Clinton's Impressive Comeback
| CHICAGO
The real story of the Democratic convention was not its unity - although that was of immense importance - but, instead, how far Bill Clinton had come in winning back public favor.
A year ago at a Monitor lunch in the White House the president was trying to explain some comments he had made about the funk he was in and the funk the country was in.
Mr. Clinton was way down in the polls. Some respected observers of the national scene were calling him a failed president.
From that day on the president has been able to carve out a spectacular comeback. How did he do it?
He told our group last September that he was going to view his presidency as a "bully pulpit," using his office as a stage for showcasing his programs and his beliefs. He has done just that - assiduously.

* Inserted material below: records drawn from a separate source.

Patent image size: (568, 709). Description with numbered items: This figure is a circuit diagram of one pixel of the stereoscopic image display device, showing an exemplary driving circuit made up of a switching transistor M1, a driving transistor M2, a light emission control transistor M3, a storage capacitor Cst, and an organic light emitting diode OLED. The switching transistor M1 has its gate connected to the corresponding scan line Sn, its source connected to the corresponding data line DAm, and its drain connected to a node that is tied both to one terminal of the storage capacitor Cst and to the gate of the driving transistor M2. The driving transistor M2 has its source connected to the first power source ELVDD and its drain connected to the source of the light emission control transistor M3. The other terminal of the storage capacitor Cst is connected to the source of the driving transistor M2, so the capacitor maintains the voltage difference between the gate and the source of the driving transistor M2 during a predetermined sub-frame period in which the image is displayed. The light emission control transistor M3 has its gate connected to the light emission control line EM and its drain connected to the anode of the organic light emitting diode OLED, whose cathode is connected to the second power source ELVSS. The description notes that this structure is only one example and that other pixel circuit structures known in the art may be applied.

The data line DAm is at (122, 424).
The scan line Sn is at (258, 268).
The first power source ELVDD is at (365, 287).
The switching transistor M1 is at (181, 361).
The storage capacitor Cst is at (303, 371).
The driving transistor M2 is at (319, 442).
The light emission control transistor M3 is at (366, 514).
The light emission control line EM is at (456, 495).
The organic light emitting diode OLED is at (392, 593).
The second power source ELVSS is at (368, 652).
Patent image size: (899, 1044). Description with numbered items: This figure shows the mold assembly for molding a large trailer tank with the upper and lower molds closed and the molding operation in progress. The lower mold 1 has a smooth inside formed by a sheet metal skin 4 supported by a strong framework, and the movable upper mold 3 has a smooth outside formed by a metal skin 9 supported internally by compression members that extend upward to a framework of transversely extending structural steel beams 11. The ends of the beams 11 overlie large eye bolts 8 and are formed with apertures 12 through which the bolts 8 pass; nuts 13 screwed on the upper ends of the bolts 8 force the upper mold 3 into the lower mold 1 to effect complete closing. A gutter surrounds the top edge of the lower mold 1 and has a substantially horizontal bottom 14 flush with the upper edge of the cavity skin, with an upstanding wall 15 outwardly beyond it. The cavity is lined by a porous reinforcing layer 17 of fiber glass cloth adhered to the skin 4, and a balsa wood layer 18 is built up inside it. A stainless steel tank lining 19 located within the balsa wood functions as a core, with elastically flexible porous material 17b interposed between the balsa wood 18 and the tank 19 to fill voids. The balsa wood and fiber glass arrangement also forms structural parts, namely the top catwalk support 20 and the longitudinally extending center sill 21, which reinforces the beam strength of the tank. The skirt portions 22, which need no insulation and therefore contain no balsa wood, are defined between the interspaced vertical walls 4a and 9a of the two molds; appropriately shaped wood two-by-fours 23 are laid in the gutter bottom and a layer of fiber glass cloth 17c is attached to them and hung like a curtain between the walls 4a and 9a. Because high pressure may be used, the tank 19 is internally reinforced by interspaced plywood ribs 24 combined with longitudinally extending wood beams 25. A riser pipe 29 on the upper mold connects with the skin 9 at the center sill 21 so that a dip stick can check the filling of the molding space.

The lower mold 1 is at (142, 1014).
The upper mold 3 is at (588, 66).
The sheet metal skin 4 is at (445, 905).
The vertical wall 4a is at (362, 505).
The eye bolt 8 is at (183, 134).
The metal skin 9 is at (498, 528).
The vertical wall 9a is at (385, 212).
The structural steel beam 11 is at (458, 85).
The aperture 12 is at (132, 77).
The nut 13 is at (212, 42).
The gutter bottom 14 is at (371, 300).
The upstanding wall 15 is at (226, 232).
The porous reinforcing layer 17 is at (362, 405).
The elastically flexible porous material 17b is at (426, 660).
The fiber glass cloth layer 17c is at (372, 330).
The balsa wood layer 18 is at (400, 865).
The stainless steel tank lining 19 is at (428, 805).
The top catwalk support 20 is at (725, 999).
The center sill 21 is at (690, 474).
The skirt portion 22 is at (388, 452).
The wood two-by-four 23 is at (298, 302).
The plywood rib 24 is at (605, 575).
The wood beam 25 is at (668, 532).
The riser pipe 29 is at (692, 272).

But first he had to take the stage away from Newt Gingrich, who was pushing the Republican agenda with such force and persistence that he was beginning to look more presidential than the president.
The fight over the budget gave Clinton the opportunity he needed to regain public perception that he, not Newt, was running the government. He faced Gingrich down during the government-shutdown crisis.
Further, out of this confrontation Clinton was able to persuade most Americans that he was, indeed, at the nation's tiller and championing their best interests.
And he has used the bully pulpit effectively. Watch him on television - day after day, week after week.
Recently he's been signing bill after bill on TV, giving the impression that he is the one to get credit for all of them no matter how much a GOP Congress had done to shape the legislation. He visits disasters. He honors athletes. He takes a campaign train bringing him into the convention. He's everywhere, even grabbing some TV attention during the Republican convention.
But let's not fail to underscore a unity and peaceful climate at the Democratic convention that gives Clinton such a big boost as he enters the fall campaign.
It's such a contrast - as many observers have already written - to the 1968 convention where the ugly confrontation between Vietnam war protesters and the Chicago police provided Hubert Humphrey with the likelihood that he would lose in November. With such an angrily divided party, how in the world could he possibly win?
I was at that convention, covering the events for the Monitor. In fact, I've been attending national conventions in that capacity since 1956. That comes to 22.
But the 1968 convention stands out most in my memory. It was something like a revolution taking place right around us on the streets of Chicago. Even some of us reporters were shoved by police as we made our way to the convention hall. Then the TV at the hall was focused on the battle on the outside as much as it was on activity within the convention.
So it is that a president who came into the convention with a spring in his step is able to move now into the final stages of his battle for reelection with even greater confidence that he will prevail.
But James Carville, Democratic political consultant, expressed what reporters at a Monitor breakfast in Chicago took as reflecting Clinton's outlook. "Is there going to be a free ride now? No. I'm careful. Optimism doesn't fit in. This is politics. Things happen. I'm not cocky."
Clinton will be out there every day using his special advantage, the bully pulpit, doing his utmost to see to it that Bob Dole isn't able to catch him.